Table 3. Rates and Extents of NO Generation on Hydrolysis of 9a and 9b under Catalysis by N-Acetylglucosaminidases from Both Jack Bean (JB) and Human Placenta (HP)a.
| moles produced per mole of glycoside |
|||||
|---|---|---|---|---|---|
| compd | enzyme | [NO] | [NO2−] | [NO + NO2−] | k (s−1) |
| 9a | JB | 1.26 | 0.05 | 1.31 | 6.2 × 10−4 |
| 9a | HP | 1.73 | 0.24 | 1.97 | 4.1 × 10−4 |
| 9b | JB | 1.72 | 0.12 | 1.84 | 3.1 × 10−4 |
| 9b | HP | 1.69 | 0.36 | 2.05 | 3.6 × 10−4 |
All reactions were run at 37 °C in 0.1 M phosphate, pH 7.4, containing 0.05 mM diethylenetriaminepentaacetic acid.
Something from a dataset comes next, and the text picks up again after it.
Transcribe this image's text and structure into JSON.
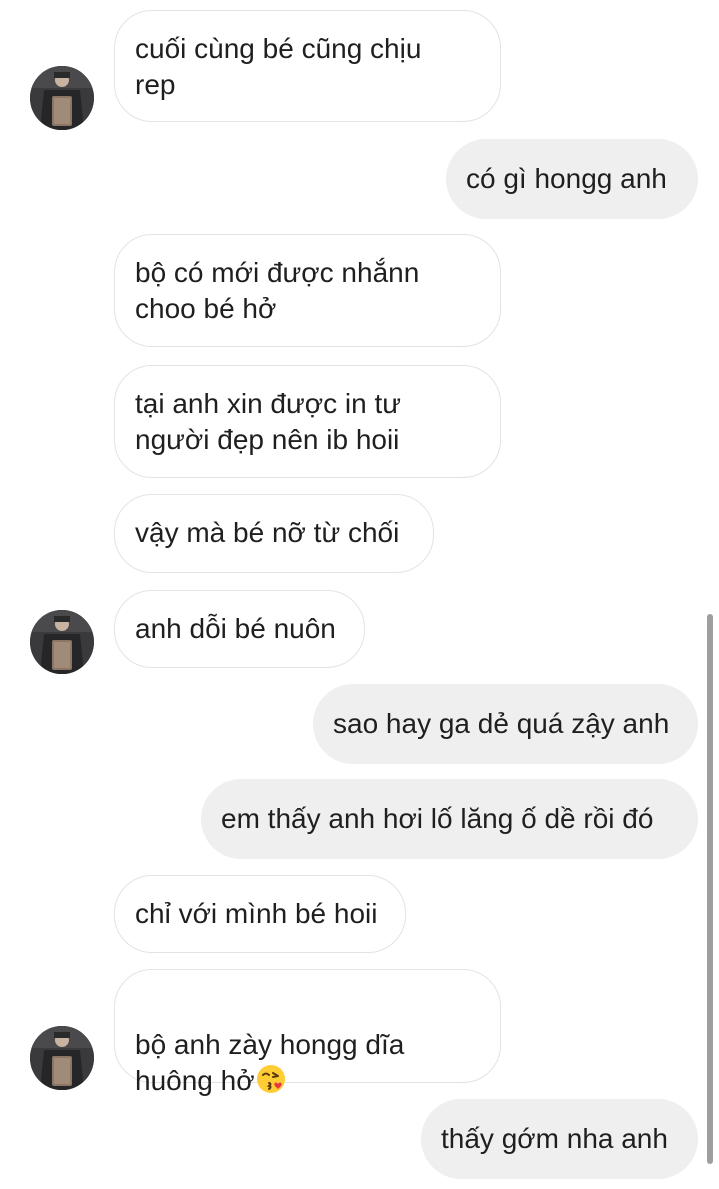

Jack bean (JB) enzyme was present at 0.11 units/mL, while its human placenta (HP) counterpart was added at 0.044 units/mL. Substrates were added at the following initial concentrations: 9a, 0.10 mM; 9b, 0.16 mM; 5a, 0.09 mM. NO production was followed by chemiluminescence detection until no more was evolved. Nitrite formed during hydrolysis was measured in the remaining solution by the colorimetric Griess assay. Rate constants were cleanly first order, as determined by ultraviolet spectrophotometry; wavelengths followed were 227 nm for 9a and 5a but 256 nm for 9b. Absorbance changes in the 5a incubations were negligible under the conditions employed. The enzymes used were confirmed to be fully active by means of control incubations with the manufacturer’s recommended substrate, 1-(p-nitrophenyl)-2-deoxy-2-(N-acetyl)-β-d-glucosamine.